I'm willing to devote some energy to helping someone produce better
documentation for the Toolbox.  I would appreciate any help you can
provide.  I suggest that you start by reading the Toolbox's help pages
and tell me what can be done to improve them.  What I would like is to
have the Toolbox read the user's mind and, when she doesn't know what
to do next, present her with the appropriate help page.  I don't know
how to implement that.  Simply presenting the information in a single,
logically structured document doesn't seem to work very well.  25
years ago I found that LaTeX users weren't very good at reading the
manual, and people have gotten a lot less willing to read than they
were then.

You wanted HTML documentation.  There are two things that need to be
documented: TLA+ and the tools.  I considered alternatives to
LaTeX-produced pdf when I started writing the Hyperbook.  HTML would
have been ten times harder to use to produce something that was a
tenth as good.  As for the "pretty-printed" version versus the ASCII,
a TLA+ user at Intel wrote that one of the good things about TLA+ is
that if he doesn't understand what a TLA+ construct means, he can
look it up in a math book.  Math books don't write math in ASCII, they
use standard mathematical symbols.  I want TLA+ users to think in
terms of math, which means thinking in terms of its symbols.  You will
soon get to be bilingual, reading math and its TLA+ ASCII versions
equally well.  And if you learn TLA+ by reading the Hyperbook, you
will find that the ASCII versions are all sitting there for you to
just copy into the Toolbox.

By the way, I believe the Hyperbook has a page with a table of ASCII
<-> Math translations.  It's part of the few-page summary of TLA+ in
Specifying Systems, which is also available as a separate pdf file.

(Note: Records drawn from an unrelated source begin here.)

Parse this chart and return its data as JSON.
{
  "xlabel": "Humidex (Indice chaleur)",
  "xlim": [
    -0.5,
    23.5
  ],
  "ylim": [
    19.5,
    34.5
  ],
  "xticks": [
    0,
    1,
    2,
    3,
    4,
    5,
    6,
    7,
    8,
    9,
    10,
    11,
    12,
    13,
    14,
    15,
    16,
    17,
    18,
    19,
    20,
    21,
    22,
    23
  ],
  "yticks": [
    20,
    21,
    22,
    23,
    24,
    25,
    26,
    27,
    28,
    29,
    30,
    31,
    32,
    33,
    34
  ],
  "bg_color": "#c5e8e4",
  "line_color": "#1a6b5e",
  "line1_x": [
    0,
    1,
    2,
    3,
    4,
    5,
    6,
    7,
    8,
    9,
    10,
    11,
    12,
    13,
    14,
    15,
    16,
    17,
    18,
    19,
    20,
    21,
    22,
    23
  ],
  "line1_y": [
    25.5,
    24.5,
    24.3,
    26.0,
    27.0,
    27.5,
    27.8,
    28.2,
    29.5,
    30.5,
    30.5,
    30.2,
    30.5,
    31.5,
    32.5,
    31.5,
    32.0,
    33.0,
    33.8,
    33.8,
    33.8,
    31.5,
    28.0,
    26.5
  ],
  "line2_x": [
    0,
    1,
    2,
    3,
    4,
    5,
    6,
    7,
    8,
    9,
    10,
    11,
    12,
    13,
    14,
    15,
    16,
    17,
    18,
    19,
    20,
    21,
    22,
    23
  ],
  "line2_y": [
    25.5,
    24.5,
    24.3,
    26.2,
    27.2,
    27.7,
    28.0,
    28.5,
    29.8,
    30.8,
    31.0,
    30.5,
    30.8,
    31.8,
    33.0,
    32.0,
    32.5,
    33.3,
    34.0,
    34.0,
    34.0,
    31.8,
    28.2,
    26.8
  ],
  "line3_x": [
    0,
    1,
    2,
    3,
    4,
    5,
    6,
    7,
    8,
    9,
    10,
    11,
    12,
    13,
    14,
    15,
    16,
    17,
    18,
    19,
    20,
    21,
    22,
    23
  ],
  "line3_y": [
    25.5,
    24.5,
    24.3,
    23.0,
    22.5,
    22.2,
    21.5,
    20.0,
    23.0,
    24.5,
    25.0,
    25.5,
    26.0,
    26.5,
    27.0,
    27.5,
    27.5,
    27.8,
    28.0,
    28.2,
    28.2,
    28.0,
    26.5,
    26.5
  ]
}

As to the zip file, the only way to write hypertext in pdf is with
hundreds of separate files.  You want those files on your own machine;
you don't want to have to be going out over the web for every pop-up.
I don't know any alternative to a zip file.

As to documenting the tools, there seem to be two issues: the
mechanics of the various bells and whistles that the Toolbox provides,
and the more subtle issues that involve understanding TLA+.  For the
latter, the Hyperbook seems to be the best medium.  The former is what
the help pages try to document, but don't seem to be doing a good job.